The self-proclaimed chief of the Ranvir Sena, Mr Barmeshwar Singh Mukhia, despite being the alleged mastermind behind several caste-massacres in Bihar, remains free. He was granted bail in one case in July last year, after having been granted bail in five other cases, earlier. He has been acquitted in 16 cases related to massacres he had allegedly engineered, leading to caste tension in the state in late 1990s and early 2000s.

Referring to yesterday's decision, senior CPI-ML leader Ramji Ram said: "The marauders only killed the poor, but the Nitish Kumar government has executed a 'judicial massacre,' by showing gross negligence towards this case. The people of the state will never forgive him for his double-standard."
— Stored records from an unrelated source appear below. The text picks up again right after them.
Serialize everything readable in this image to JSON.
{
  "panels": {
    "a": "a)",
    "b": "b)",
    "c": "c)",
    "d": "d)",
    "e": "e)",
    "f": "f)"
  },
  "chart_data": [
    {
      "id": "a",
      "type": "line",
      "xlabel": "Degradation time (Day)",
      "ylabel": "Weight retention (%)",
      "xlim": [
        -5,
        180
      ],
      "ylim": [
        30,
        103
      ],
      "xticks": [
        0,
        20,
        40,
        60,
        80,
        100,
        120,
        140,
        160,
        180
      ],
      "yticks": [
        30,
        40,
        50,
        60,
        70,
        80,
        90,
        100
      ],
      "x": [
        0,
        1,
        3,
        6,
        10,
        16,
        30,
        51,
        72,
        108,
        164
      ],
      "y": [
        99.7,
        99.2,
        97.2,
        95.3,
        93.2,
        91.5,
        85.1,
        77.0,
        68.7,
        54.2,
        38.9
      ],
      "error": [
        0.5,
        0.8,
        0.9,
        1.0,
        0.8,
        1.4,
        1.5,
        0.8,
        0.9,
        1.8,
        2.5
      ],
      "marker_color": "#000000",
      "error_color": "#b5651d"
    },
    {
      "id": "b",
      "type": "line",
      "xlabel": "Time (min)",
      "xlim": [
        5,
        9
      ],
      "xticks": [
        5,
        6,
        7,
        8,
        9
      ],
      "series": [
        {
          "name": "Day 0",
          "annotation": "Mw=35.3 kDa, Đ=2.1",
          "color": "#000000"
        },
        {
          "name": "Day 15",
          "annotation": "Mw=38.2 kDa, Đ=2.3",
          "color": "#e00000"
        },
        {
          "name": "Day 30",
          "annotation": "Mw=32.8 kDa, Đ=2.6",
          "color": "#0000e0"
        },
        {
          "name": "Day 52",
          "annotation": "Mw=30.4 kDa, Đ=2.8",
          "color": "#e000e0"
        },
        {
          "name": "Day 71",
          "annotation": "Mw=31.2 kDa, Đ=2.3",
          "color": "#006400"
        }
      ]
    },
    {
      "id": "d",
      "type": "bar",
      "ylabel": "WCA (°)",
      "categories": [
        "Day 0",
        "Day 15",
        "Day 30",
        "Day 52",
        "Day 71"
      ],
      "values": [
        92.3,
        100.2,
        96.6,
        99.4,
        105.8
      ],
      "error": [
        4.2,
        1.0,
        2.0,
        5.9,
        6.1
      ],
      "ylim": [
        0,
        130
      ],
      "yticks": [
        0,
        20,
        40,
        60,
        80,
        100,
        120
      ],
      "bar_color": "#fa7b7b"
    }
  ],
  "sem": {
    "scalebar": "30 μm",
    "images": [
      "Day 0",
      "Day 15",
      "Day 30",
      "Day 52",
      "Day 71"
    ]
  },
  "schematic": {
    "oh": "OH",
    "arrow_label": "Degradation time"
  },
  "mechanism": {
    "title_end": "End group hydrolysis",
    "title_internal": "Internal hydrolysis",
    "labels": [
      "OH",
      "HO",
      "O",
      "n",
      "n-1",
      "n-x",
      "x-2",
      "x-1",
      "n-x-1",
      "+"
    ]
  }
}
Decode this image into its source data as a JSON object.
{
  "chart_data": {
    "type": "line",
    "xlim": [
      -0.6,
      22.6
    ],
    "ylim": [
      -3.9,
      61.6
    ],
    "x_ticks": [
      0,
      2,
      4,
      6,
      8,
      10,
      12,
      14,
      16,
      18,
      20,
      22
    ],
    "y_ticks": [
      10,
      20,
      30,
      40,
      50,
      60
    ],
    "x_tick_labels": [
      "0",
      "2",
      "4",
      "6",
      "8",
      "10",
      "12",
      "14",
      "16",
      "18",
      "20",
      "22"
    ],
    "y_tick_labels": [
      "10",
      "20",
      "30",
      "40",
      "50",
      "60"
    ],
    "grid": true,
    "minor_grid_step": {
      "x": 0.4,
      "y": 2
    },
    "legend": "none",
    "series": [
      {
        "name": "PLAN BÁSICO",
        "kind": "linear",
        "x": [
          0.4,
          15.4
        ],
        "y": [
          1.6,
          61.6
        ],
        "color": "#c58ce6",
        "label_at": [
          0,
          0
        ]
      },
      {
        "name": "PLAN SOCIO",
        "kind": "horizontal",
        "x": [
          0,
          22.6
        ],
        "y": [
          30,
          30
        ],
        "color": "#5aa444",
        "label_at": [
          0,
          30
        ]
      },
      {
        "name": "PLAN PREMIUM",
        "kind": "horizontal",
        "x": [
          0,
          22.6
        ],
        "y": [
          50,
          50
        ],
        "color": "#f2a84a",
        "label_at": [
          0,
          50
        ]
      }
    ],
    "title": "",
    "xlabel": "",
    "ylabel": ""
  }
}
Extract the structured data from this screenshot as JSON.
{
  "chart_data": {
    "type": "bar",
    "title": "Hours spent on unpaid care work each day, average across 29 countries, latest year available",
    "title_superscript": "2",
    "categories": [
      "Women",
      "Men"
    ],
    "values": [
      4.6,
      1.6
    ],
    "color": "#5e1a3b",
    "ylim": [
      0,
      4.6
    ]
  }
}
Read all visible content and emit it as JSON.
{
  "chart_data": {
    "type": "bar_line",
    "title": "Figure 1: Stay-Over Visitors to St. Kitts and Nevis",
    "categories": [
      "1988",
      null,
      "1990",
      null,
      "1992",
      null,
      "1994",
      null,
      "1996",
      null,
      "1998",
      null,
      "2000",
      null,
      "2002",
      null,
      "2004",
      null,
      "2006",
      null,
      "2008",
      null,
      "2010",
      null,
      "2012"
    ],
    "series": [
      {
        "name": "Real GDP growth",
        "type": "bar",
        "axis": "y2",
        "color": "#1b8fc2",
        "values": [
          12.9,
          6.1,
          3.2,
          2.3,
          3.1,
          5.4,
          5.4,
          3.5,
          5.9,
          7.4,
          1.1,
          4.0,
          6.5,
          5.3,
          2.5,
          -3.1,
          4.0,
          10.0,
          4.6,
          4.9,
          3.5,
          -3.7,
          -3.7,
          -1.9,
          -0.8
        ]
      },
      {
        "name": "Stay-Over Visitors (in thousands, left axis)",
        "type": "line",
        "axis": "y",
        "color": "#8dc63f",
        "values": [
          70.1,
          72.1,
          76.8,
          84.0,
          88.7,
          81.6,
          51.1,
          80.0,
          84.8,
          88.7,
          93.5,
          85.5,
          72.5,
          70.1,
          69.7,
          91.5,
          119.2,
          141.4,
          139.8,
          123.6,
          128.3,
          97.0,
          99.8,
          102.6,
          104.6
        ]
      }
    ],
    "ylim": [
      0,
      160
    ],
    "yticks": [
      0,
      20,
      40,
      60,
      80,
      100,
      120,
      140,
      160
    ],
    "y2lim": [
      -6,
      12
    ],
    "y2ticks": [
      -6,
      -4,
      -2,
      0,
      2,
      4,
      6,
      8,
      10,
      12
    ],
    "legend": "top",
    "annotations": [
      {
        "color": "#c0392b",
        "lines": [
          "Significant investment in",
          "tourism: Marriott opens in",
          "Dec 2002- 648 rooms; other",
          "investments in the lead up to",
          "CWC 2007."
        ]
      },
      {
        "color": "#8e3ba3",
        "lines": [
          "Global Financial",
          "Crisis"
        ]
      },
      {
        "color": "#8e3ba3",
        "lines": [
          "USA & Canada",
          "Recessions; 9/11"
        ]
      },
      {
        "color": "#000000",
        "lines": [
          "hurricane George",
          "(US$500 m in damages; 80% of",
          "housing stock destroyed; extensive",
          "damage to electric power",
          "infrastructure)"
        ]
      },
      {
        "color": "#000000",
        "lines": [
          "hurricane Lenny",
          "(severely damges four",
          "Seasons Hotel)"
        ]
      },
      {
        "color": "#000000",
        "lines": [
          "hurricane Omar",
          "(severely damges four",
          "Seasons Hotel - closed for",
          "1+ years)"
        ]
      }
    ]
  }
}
Another senior leader, Ms Meena Tiwari, said chief minister Nitish Kumar had done a lot of talking about his government’s "development with justice" agenda, but yesterday's decision had exposed the real face of his government. "His development with justice agenda is a sham now," she said.


The leaders said they would not sit idle until justice is delivered to the victim’s families. They demanded that the perpetrators of the massacre be hanged.